Tokenization in Python using NLTK

Let’s learn to implement tokenization in Python using the NLTK library. As humans, we heavily depend on language to communicate with one another. Artificial Intelligence also requires computers to understand our language.

Making computer understand and process a language comes under Natural Language Processing (NLP). NLP is broadly defined as the automatic manipulation of a natural language like speech and text, by software.

Tokenization is a common task performed under NLP. Tokenization is the process of breaking down a piece of text into smaller units called tokens. These tokens form the building block of NLP.

Why do we need tokenization?

Deep learning architectures in NLP such as LSTM and RNN process text in the form of tokens.

By running tokenization on a corpus of text we can form a vocabulary. These tokens are then represented in a manner that is suitable for the corresponding language model.

This representation is referred to as Word embeddings. Most commonly seen word embedding models are Skipgram and One-Hot-Encoding.

In this tutorial we will learn how to tokenize our text.

Let’s write some python code to tokenize a paragraph of text.

Implementing Tokenization in Python with NLTK

We will be using NLTK module to tokenize out text. NLTK is short for Natural Language ToolKit. It is a library written in Python for symbolic and statistical Natural Language Processing.

NLTK makes it very easy to work on and process text data. Let’s start by installing NLTK.

1. Installing NLTK Library

Run the pip command on your console to install NLTK.

pip install nltk

To install components of NLTK use:

import nltk
nltk.download()

In this tutorial we will be going over two types of tokenization :

Sentence tokenization
Word tokenization

2. Setting up Tokenization in Python

Let’s start by importing the necessary modules.

from nltk.tokenize import sent_tokenize, word_tokenize

sent_tokenize is responsible for tokenizing based on sentences and word_tokenize is responsible for tokenizing based on words.

The text we will be tokenizing is:

"Hello there! Welcome to this tutorial on tokenizing. After going through this tutorial you will be able to tokenize your text. Tokenizing is an important concept under NLP. Happy learning!"

Store the text in a variable.

text = "Hello there! Welcome to this tutorial on tokenizing. After going through this tutorial you will be able to tokenize your text. Tokenizing is an important concept under NLP. Happy learning!"

3. Sentence Tokenization in Python using sent_tokenize()

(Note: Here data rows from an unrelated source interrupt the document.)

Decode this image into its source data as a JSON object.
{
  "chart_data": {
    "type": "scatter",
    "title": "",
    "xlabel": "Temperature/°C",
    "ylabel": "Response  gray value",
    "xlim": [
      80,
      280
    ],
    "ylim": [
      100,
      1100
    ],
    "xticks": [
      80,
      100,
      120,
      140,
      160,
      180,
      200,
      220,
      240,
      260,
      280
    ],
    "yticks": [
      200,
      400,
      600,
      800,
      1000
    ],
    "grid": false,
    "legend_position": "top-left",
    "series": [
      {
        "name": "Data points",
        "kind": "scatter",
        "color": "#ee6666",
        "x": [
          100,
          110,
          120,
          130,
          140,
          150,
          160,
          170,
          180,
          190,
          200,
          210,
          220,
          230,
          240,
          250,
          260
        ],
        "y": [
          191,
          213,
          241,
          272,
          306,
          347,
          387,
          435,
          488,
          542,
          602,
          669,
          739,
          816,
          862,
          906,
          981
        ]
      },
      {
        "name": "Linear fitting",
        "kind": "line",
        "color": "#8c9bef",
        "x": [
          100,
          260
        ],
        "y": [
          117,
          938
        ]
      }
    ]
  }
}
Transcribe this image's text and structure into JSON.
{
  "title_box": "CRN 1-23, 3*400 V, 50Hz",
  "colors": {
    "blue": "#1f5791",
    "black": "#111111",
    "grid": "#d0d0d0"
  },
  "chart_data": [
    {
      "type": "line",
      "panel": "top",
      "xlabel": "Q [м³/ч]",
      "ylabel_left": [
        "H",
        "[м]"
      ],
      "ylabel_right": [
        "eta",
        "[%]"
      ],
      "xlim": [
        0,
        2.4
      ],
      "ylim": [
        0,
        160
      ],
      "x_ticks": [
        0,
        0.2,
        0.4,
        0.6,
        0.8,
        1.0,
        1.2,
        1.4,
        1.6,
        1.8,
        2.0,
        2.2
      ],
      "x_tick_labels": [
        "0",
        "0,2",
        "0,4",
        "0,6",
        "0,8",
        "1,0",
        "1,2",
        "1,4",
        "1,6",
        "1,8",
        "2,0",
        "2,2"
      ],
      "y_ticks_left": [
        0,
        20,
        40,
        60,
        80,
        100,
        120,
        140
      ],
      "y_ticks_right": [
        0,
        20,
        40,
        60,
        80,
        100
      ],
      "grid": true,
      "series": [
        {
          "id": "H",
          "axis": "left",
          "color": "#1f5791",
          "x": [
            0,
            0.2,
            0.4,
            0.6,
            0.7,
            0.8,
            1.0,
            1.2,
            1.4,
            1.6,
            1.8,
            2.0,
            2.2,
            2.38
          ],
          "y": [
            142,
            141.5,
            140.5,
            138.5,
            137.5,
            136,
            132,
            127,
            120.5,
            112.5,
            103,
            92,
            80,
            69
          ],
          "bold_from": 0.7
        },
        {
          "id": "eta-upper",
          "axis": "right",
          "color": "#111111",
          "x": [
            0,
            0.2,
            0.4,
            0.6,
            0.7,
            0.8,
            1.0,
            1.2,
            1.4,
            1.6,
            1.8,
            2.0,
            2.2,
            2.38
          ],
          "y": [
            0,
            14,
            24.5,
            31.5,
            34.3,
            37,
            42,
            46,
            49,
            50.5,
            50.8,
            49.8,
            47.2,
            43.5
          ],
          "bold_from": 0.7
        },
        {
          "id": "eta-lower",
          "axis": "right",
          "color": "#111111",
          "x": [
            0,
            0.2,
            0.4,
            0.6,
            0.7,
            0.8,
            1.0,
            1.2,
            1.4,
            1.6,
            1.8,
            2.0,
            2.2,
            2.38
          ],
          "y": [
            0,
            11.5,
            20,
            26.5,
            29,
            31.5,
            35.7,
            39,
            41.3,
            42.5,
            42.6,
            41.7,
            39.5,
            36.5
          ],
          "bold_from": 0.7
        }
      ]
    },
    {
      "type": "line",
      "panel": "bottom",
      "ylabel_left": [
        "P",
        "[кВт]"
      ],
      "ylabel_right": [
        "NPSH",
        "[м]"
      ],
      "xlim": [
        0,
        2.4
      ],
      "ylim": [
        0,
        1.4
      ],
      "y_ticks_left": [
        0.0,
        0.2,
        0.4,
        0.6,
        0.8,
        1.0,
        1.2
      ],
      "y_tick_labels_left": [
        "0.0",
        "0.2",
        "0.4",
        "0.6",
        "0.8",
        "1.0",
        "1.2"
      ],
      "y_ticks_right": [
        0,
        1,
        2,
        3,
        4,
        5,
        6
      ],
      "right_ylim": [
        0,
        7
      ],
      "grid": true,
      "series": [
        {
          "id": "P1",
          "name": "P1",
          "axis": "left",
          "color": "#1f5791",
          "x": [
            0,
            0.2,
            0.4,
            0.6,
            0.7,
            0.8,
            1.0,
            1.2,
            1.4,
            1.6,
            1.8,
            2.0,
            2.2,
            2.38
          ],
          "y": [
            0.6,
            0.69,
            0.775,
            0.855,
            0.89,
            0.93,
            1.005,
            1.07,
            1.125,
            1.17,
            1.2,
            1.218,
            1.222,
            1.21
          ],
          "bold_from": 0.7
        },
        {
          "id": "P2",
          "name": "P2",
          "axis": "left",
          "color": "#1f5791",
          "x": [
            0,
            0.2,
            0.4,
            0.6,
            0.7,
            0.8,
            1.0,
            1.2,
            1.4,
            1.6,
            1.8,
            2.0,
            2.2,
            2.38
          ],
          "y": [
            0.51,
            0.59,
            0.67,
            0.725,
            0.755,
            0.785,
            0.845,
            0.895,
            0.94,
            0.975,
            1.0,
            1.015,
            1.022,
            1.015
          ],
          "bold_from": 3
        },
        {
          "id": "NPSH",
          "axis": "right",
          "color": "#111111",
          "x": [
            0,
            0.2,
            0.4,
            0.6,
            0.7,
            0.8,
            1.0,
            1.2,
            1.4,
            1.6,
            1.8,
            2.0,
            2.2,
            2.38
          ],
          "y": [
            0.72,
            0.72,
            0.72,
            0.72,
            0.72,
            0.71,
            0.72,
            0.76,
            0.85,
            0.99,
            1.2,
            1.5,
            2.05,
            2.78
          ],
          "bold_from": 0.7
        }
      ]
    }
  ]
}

To tokenize according to sentences use:

print(sent_tokenize(text))

The output we get is:

['Hello there!', 'Welcome to this tutorial on tokenizing.', 'After going through this tutorial you will be able to tokenize your text.', 'Tokenizing is an important concept under NLP.', 'Happy learning!']

It returns a list with each element of the list as a sentence from the text.

4. Word Tokenization in Python using word_tokenize()

To tokenize according to words we use :

print(word_tokenize(text))

The output we get is :

['Hello', 'there', '!', 'Welcome', 'to', 'this', 'tutorial', 'on', 'tokenizing', '.', 'After', 'going', 'through', 'this', 'tutorial', 'you', 'will', 'be', 'able', 'to', 'tokenize', 'your', 'text', '.', 'Tokenizing', 'is', 'an', 'important', 'conceot', 'under', 'NLP', '.', 'Happy', 'learning', '!']

It returns a list with each element of the list as a word from the text. These can now go as tokens into a language model for training.

Complete Python code for tokenization using NLTK

The complete code is as follows :

from nltk.tokenize import sent_tokenize, word_tokenize

text = "Hello there! Welcome to this tutorial on tokenizing. After going through this tutorial you will be able to tokenize your text. Tokenizing is an important concept under NLP. Happy learning!"

print(sent_tokenize(text))
print(word_tokenize(text))